Wednesday, April 16, 2014

Fire Weather Zones

With a wildfire burning in the Huachuca Mountains currently (the Brown Fire, shown in photo from yesterday, credit unknown), I thought that I would respond to a comment from early in April regarding the NWS Fire Weather Zones. The comment was:

FYI... WFO Tucson recently re-drew their Fire Weather Zones (effective 4/1), so the "regular" Watch/Warning/Advisory maps should look better with Red Flag Warnings now.

The new NWS Fire Weather Zones are shown below and Zone 152 is shaded orange-red to indicate a current Red Flag Warning. I assume that before the zones were re-defined a single zone covered all of southeastern Arizona, extending to the west of the Tucson Metro area. This led to some of the graphics on the NWS web page showing very large alerts for fire weather products, even if only a small portion of the area was impacted.
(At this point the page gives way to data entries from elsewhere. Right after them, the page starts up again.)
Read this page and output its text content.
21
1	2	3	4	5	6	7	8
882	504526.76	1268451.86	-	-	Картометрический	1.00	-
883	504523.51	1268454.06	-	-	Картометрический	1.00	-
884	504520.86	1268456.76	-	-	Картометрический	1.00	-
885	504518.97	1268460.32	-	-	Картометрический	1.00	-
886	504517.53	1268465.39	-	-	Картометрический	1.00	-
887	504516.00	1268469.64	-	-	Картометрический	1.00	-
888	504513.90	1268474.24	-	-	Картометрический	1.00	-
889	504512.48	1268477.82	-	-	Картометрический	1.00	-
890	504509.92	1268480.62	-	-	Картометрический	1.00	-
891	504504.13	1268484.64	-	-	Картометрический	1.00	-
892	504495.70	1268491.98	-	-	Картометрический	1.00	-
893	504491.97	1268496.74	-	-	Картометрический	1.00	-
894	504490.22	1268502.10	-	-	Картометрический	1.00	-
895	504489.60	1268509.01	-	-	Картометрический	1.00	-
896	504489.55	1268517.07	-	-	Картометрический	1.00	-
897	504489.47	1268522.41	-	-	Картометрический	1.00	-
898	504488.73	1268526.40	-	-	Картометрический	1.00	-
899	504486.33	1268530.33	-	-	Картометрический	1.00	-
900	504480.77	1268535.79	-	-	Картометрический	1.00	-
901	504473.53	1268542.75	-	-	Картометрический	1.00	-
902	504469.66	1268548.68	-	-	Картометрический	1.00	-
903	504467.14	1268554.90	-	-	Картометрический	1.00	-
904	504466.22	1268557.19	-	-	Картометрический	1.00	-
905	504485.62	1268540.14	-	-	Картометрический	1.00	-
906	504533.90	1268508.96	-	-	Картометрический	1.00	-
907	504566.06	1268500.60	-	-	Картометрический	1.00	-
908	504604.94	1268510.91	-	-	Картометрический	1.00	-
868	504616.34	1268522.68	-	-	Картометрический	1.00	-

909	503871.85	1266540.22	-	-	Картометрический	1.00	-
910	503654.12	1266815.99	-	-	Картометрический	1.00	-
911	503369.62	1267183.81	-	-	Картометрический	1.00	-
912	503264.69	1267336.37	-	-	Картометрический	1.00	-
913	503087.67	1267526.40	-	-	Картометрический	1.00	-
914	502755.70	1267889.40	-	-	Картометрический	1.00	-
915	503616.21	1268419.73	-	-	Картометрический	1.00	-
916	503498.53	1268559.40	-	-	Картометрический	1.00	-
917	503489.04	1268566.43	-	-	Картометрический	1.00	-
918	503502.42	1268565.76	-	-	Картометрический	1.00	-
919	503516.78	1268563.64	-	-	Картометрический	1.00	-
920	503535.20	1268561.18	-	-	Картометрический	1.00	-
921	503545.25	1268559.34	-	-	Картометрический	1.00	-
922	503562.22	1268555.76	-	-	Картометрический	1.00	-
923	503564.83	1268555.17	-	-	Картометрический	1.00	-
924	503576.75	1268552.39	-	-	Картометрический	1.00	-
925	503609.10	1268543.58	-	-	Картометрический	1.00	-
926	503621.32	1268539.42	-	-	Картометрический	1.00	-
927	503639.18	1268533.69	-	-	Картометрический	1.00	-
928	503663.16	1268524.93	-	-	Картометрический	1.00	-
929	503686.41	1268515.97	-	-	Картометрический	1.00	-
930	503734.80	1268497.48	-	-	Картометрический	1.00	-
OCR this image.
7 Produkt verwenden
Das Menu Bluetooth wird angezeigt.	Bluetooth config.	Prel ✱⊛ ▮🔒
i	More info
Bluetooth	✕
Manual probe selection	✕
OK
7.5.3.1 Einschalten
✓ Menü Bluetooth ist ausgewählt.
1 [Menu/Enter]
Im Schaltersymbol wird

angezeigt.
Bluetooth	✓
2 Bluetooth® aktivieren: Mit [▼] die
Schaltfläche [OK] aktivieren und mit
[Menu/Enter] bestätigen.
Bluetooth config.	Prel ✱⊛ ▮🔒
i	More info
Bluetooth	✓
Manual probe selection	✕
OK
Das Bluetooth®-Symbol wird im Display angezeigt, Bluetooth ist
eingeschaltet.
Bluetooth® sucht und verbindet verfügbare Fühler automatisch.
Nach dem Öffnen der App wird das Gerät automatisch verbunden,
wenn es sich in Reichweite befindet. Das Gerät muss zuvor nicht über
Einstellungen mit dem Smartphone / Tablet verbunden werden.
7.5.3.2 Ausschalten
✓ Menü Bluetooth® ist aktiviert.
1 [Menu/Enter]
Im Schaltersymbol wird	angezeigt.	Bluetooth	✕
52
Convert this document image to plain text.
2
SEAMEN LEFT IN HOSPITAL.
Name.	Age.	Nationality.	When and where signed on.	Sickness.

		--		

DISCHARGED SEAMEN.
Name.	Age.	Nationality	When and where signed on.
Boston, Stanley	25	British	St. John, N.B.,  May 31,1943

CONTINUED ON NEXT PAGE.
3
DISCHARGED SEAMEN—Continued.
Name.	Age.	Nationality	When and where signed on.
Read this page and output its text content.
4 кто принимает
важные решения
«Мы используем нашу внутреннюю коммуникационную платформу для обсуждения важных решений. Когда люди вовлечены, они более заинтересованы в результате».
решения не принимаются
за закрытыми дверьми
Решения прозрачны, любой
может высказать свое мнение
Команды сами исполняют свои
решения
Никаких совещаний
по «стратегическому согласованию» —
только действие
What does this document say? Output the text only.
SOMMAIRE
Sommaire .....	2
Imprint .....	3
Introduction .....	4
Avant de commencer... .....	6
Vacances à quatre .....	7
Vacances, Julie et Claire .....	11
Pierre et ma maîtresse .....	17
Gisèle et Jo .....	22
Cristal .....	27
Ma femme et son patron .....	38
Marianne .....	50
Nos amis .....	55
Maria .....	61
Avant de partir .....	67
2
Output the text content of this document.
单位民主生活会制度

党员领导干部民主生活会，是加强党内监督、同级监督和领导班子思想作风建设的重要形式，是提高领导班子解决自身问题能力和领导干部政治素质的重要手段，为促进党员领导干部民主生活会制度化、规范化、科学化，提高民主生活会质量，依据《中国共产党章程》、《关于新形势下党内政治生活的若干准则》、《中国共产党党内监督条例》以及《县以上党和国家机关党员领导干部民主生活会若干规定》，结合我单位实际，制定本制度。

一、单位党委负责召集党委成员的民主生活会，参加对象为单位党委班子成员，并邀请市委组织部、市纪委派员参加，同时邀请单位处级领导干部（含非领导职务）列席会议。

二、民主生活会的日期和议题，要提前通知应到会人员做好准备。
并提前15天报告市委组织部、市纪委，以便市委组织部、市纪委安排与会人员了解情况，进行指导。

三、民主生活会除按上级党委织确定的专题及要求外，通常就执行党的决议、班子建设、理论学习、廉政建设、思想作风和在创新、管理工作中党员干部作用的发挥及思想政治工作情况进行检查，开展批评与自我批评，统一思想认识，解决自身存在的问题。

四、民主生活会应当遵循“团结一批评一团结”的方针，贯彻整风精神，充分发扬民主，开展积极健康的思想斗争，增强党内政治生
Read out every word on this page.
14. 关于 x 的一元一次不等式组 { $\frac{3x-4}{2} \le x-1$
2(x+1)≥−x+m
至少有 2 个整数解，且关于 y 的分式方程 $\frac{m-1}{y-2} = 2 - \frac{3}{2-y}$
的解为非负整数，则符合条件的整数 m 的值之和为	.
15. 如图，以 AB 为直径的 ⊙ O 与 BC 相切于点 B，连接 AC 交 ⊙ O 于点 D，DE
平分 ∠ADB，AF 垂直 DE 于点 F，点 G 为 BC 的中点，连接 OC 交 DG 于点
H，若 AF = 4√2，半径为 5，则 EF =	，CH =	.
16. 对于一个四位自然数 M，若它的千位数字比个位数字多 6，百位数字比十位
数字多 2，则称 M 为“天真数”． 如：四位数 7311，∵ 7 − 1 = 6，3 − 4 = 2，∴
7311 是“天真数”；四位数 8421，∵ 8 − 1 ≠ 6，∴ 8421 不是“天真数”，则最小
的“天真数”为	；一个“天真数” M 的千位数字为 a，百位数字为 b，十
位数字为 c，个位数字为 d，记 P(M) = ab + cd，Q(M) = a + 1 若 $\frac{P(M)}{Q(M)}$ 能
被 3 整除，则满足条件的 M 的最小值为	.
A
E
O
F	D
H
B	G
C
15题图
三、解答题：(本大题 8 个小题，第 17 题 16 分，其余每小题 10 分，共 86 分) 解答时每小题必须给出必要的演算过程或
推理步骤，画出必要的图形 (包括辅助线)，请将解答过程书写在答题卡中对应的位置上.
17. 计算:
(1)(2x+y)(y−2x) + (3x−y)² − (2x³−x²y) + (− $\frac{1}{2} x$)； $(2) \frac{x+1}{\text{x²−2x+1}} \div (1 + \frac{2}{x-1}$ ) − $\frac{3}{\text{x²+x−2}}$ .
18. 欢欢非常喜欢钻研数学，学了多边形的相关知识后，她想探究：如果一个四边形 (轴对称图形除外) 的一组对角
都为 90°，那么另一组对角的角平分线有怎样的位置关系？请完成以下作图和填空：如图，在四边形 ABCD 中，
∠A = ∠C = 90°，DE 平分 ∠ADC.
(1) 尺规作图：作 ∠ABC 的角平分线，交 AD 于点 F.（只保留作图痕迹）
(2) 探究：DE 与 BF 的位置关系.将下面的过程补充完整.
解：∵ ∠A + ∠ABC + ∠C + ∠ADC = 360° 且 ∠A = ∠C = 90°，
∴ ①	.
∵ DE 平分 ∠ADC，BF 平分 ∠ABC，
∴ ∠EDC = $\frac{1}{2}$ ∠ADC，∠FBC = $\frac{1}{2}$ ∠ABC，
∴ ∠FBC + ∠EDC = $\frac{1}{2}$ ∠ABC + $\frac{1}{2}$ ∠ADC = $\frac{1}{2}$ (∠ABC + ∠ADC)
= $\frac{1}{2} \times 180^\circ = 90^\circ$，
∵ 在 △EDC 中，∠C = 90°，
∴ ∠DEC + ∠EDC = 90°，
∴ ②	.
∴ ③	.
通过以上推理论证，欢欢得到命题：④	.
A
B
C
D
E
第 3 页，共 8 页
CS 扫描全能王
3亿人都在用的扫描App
So, with the new zones, the home page of the NWS at Tucson indicates the above, i.e., a Red Flag Warning for Zone 152. A click on the "Detailed Hazards" tab is still needed to view the much smaller, actual area (below) that is under the Red Flag Warning. As the comment stated, the new zones do indeed reduce the extent of the warning on the NWS home page, but continue to indicate entire zones under the warning. It is not clear why the graphics used by NWS smear the details of some products on the main page that most users see first, and sometimes last. Note that this morning's NWS "Weather Story" does highlight the details of today's Red Flag Warning, and this feature catches the user's eye much better than does the detailed hazards tab.

Sunday, April 13, 2014

Fiery Sunset Over Rosemont Site - Friday Evening

Above is photo of sunset behind the northern Santa Rita Mountains on Friday, April 11th. Taken by Katie using her cell phone. View is from the Highway 83 Scenic Overlook, just east of the proposed Rosemont
mine site.

Saturday, April 12, 2014

Windy Afternoon

We were out northwest of Sonoita (almost directly downwind from Mt. Wrightson) this afternoon and it was very windy. While gusts around and over 30 mph were common today, I observed a few gusts early this afternoon that I estimate were in the 50 to 60 mph range. I see in the paper this morning (Sunday) that the flight performance of the USAF Thunderbirds was cancelled yesterday at DM due to the strong winds.
As for the extremely low dewpoints noted in an earlier post. Jack Diebolt sent the following:

Hi Bob!  I’ve been in KC for the past three years, but keep caught up on TUS weather via your blog.  I see you noticed the low TD/RH yesterday as well.  I placed a comment on NWS Tucson’s Web Page and got this response.. it also appears some others noticed as well!

Jack D

From TUS NWS (Facebook?) below. NWS seems to be saying the Vaisala RH sensor, in combo with ASOS software, can produce questionable results at low relative humidities.

Sorry for the small font - can't seem to get it larger.

Friday, April 11, 2014

Gila Monster Visit

A Gila Monster wandered through the back yard at midday today. Only the second one I've seen in the "wild."